Assassination is a Facet of The Military Element of Power
The recent announcement of a large reward for the murder of a Danish cartoonist by a ‘cleric’ in Pakistan highlights a dynamic in the current war against Islamofascists that isn’t being discussed openly in the West. Hopefully it is being discussed privately among the Western leadership.
The subject is assassination and subversion: more specifically, the selective assassination of certain so-called 'leaders' calling for the destruction of the West, and the active subversion of their power structure. These ‘leaders’ are actively seeking to destroy Western Civilization, and impose dhimmitude upon the West. Their selective death and/or disappearance would frustrate and inhibit potential replacements. This will do nothing about the burning hate behind the remaining fascist’s ideology, but it will ensure that their hate stays within a tighter circle of fanatics...because it is a lot harder to foment trouble when you can’t scream at the top of your lungs about it.

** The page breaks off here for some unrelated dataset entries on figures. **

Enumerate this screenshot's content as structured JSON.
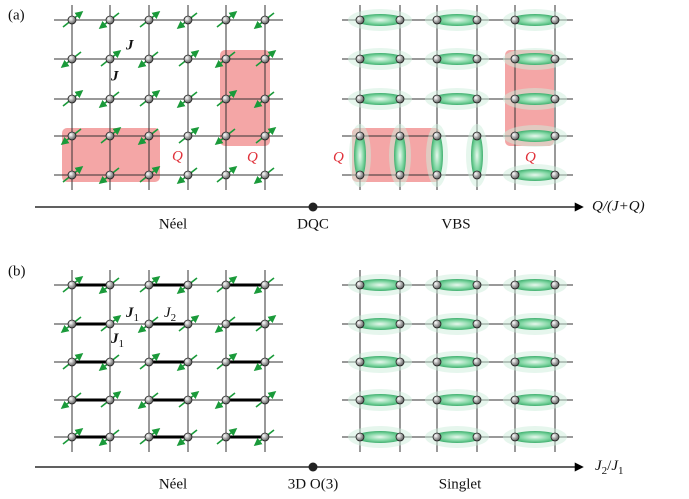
{
  "panel_a": {
    "label": "(a)",
    "bond_labels": [
      "J",
      "J"
    ],
    "plaquette_labels": [
      "Q",
      "Q",
      "Q",
      "Q"
    ],
    "axis": {
      "phases": [
        "Néel",
        "DQC",
        "VBS"
      ],
      "label": "Q/(J+Q)"
    }
  },
  "panel_b": {
    "label": "(b)",
    "bond_labels": [
      {
        "symbol": "J",
        "sub": "1"
      },
      {
        "symbol": "J",
        "sub": "2"
      },
      {
        "symbol": "J",
        "sub": "1"
      }
    ],
    "axis": {
      "phases": [
        "Néel",
        "3D O(3)",
        "Singlet"
      ],
      "label": {
        "numerator": {
          "symbol": "J",
          "sub": "2"
        },
        "separator": "/",
        "denominator": {
          "symbol": "J",
          "sub": "1"
        }
      }
    }
  }
}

How to (Mostly) Stem the Tide of Islamofascism
It seems to me quite sensible to develop a coherent strategy for dealing with these vermin as individuals without having to go to the trouble and cost of conventional warfare for the following practical reasons:
1. If action must be taken, the elimination of a relatively small number of troublemakers is a far more moral and desirable option than placing large populations under the threat of total warfare. Taking this approach would not necessarily pre-empt use of general warfare for other compelling reasons.

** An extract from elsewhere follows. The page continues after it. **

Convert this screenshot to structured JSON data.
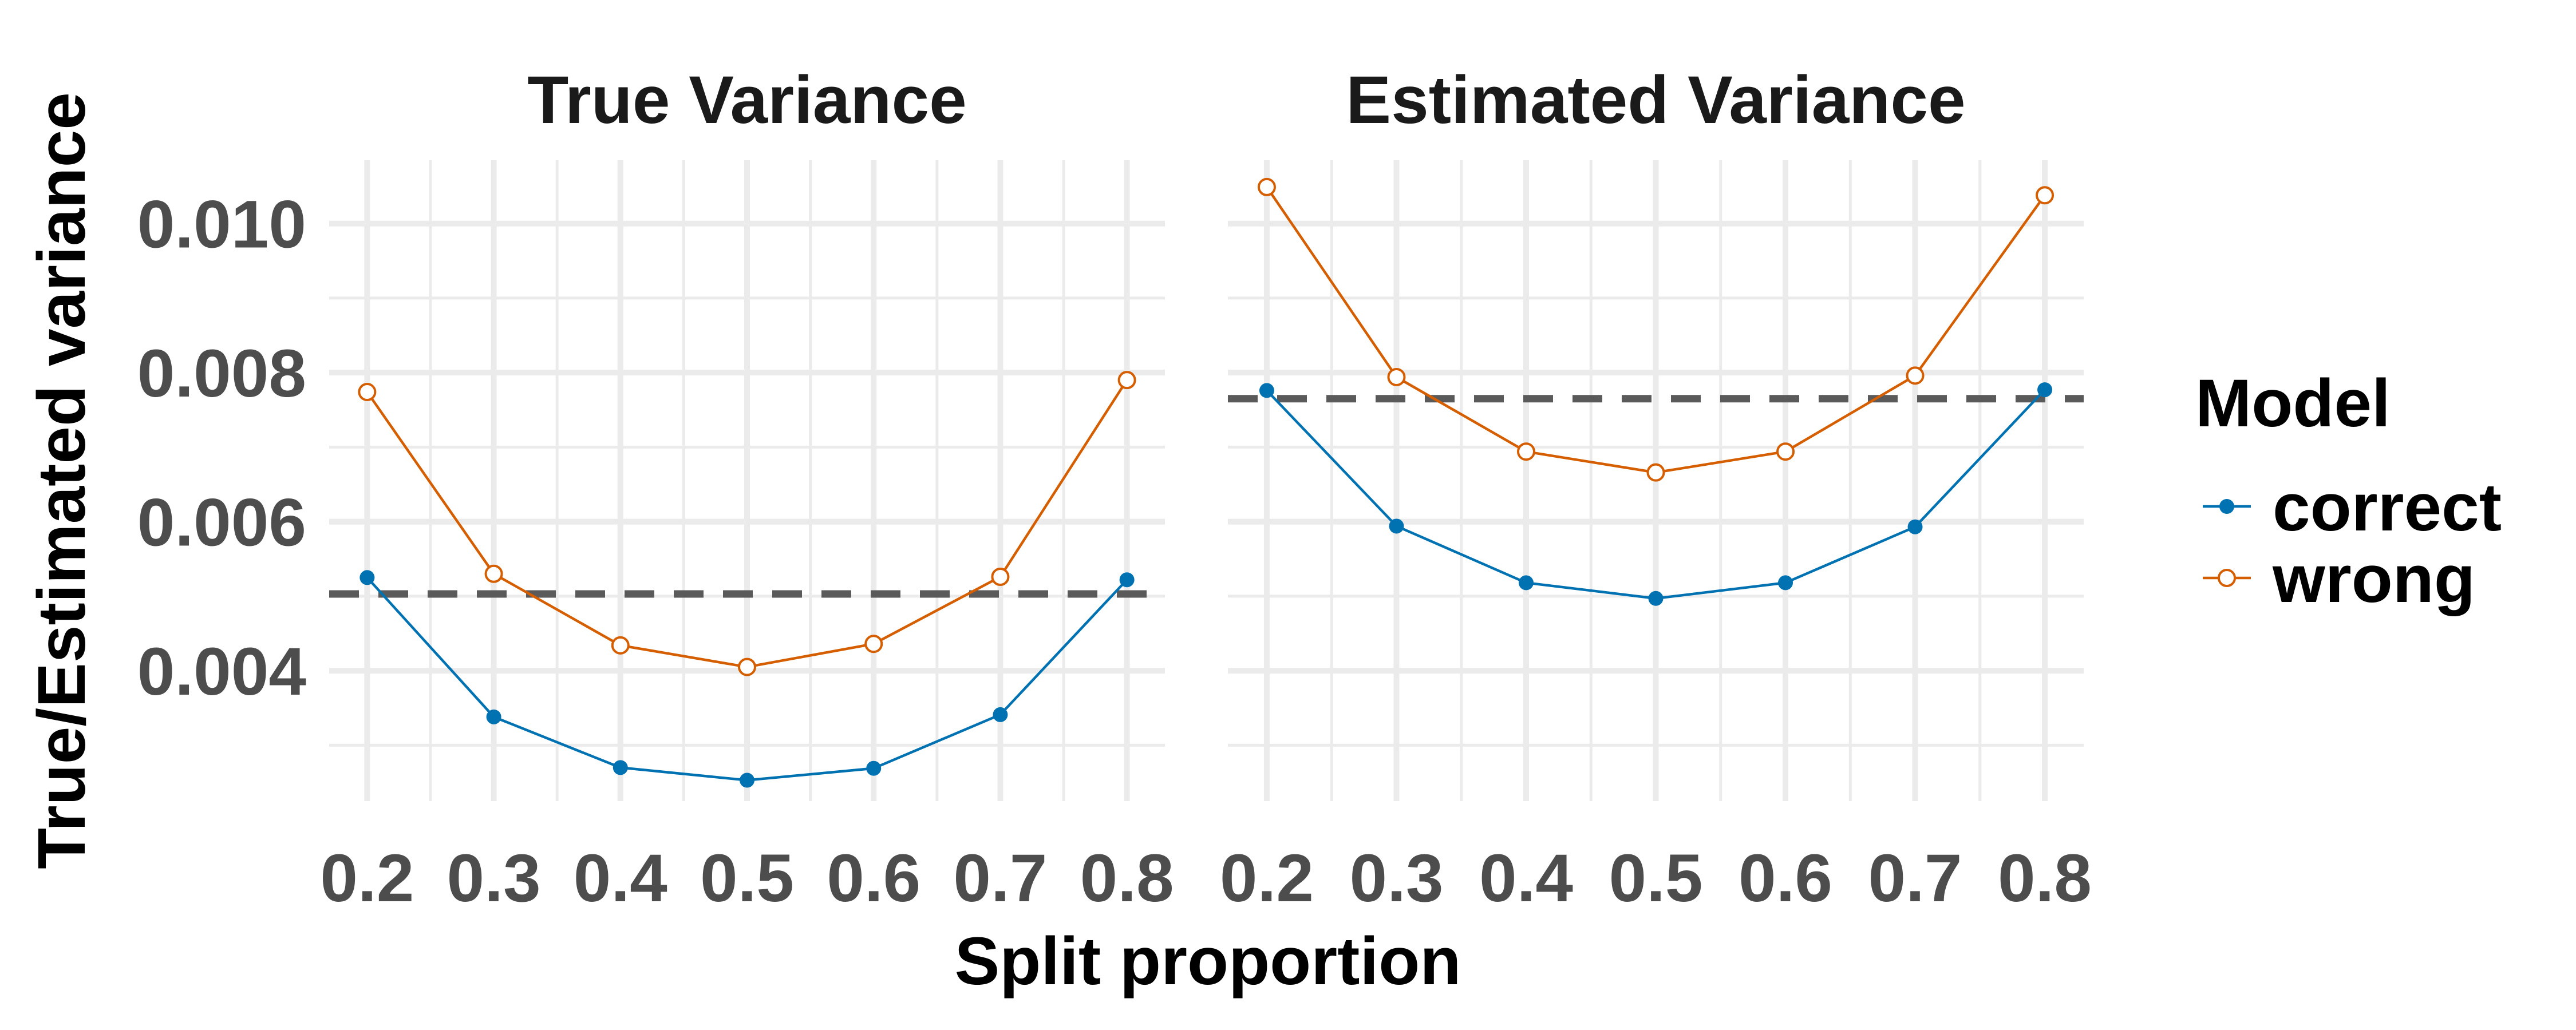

2. Assassination would more fully exploit a Western advantage in asymmetrical warfare. It capitalizes on the weaknesses of the Islamofascist organization along tribal lines. Decapitation of organizational leadership creates greater internal friction among factions and potential successors in these kinds of groups as compared to democratic organizations with tried-and-true formal rules of succession.
3.Assassination will create distrust between the heretofore cooperative elements, such as the different allied organizations operating under the Al Qaeda umbrella
4. The current aversion to assassination as a military option is a relatively modern phenomenon. Serious consideration of the assassination option will shed new light on the flawed logic that proscribed it in the first place.
To preempt any silliness asserting that we shouldn’t use assassination as a tool because someone else could try and use it against us, let me point out that they have already tried to use it.